Assim, o sucesso de Ainda Estou Aqui, dirigido pelo afamado Walter Salles, reacende memórias de outra grande noite para o cinema nacional. Há mais de duas décadas, ele pisou no tapete vermelho de Hollywood ao lado de Fernanda Montenegro, indicada ao Oscar por Central do Brasil após ter sido premiado com o Globo de Ouro de Melhor Filme Estrangeiro em 1999. O país inteiro acompanhou o anúncio do prêmio com grande expectativa, mas, infelizmente, ficou apenas com a indicação.

Agora, a mãe vê a filha seguir a mesma trajetória de êxito. Todos aguardam ansiosos pela noite do Oscar, com a mesma vibração de uma final de Copa do Mundo. Entretanto, enquanto Fernanda Torres mantém a discrição, evitando euforias, seus admiradores se mobilizam em sua defesa organizados em  verdadeiros exércitos virtuais, promovendo-a à conquista da desejada estatueta.

Esse movimento, no entanto, revela facetas menos nobres da torcida. Recentemente, Karla Gascón, também indicada a Melhor Atriz, teve episódios polêmicos de seu passado ressuscitados nas redes sociais, em uma tentativa de enfraquecer sua candidatura. A polarização transforma a premiação em uma arena de embates, onde destruir o outro parece mais importante do que celebrar a própria vitória. Esse comportamento nos leva a uma reflexão: a torcida, por vezes, diz mais sobre nós do que sobre eles.
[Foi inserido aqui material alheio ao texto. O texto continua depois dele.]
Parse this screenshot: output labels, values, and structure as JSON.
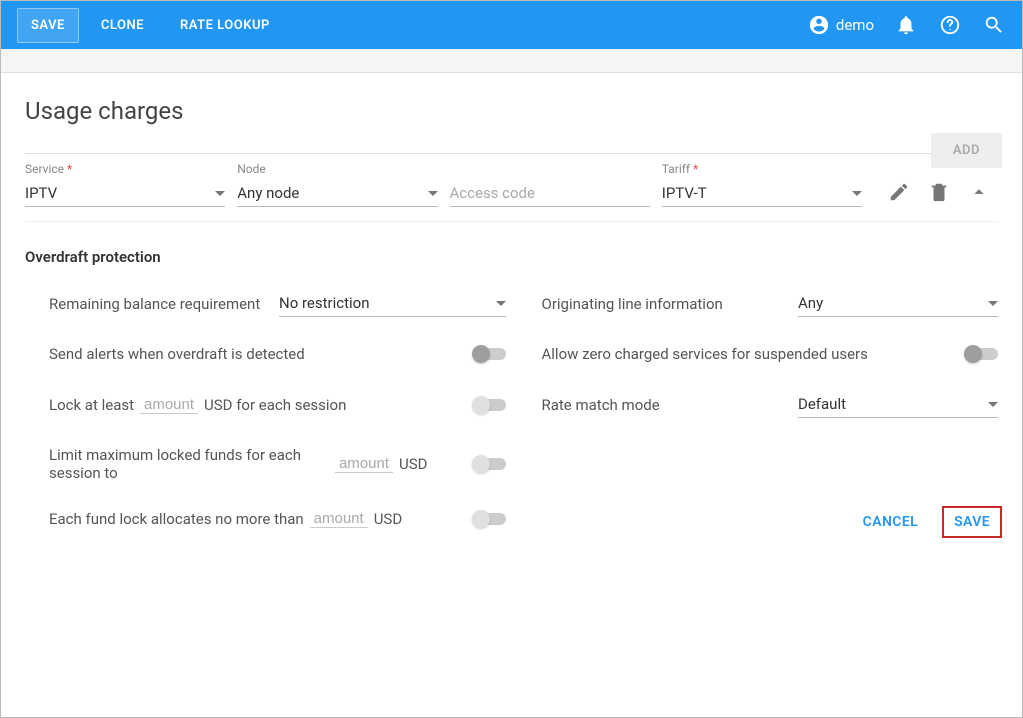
{
  "topbar": {
    "save": "SAVE",
    "clone": "CLONE",
    "rate_lookup": "RATE LOOKUP",
    "user": "demo"
  },
  "page": {
    "title": "Usage charges",
    "add": "ADD"
  },
  "charge": {
    "service_label": "Service",
    "service_val": "IPTV",
    "node_label": "Node",
    "node_val": "Any node",
    "access_label": "",
    "access_placeholder": "Access code",
    "tariff_label": "Tariff",
    "tariff_val": "IPTV-T"
  },
  "overdraft": {
    "title": "Overdraft protection",
    "remaining_label": "Remaining balance requirement",
    "remaining_val": "No restriction",
    "oli_label": "Originating line information",
    "oli_val": "Any",
    "send_alerts_label": "Send alerts when overdraft is detected",
    "allow_zero_label": "Allow zero charged services for suspended users",
    "lock_prefix": "Lock at least",
    "lock_suffix": "USD for each session",
    "amount_ph": "amount",
    "rate_match_label": "Rate match mode",
    "rate_match_val": "Default",
    "limit_label": "Limit maximum locked funds for each session to",
    "usd": "USD",
    "each_fund_label": "Each fund lock allocates no more than"
  },
  "footer": {
    "cancel": "CANCEL",
    "save": "SAVE"
  }
}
A escritora Nélida Piñon já apontava esse dilema em Coração Andarilho, ao afirmar: “Não aceito demolir sem reconstruir. Aliás, aspiro a agregar esperança ao que já existe”. A própria Fernanda Torres demonstrou essa postura ao relativizar qualquer animosidade entre ela e Gascón, distanciando-se do antagonismo criado em seu nome e afirmando a admiração e torcida pela protagonista de Emilia Pérez.

Se o mesmo entusiasmo voltado para o Oscar fosse direcionado a outras conquistas nacionais, como seria a valorização de nossos talentos intelectuais? Nélida Piñon (1937-2022), por exemplo, é uma das maiores escritoras da língua portuguesa com diversos reconhecimentos internacionais que a tornaria uma forte candidata ao Prêmio Nobel de Literatura. Seu amor inabalável pela língua pátria e sua dedicação à literatura brasileira justificariam uma mobilização semelhante à que vemos agora.

Além disso, em 2014, Artur Avila tornou-se o primeiro latino-americano a conquistar a Medalha Fields, o maior reconhecimento na Matemática, e, recentemente, a historiadora Laura de Mello e Souza foi premiada pelo Conselho do International Committee of Historical Sciences. No entanto, suas conquistas foram celebradas com muito menos fervor do que o que testemunhamos na corrida pelo Oscar. E sigo convicto que outras conquistas, de igual valor, estão sendo esquecidas neste breve artigo e me desculpo por isso.

A grandiosidade de um povo também se mede pela diversidade das suas celebrações. Se hoje o Brasil se une em torno de Ainda Estou Aqui, que essa mesma energia inspire o reconhecimento de outros brasileiros que não fogem à luta. No fim, como mostrou Mandela em 1995, o que nos fortalece não é a rivalidade, mas a capacidade de transformar torcidas em propósitos comuns.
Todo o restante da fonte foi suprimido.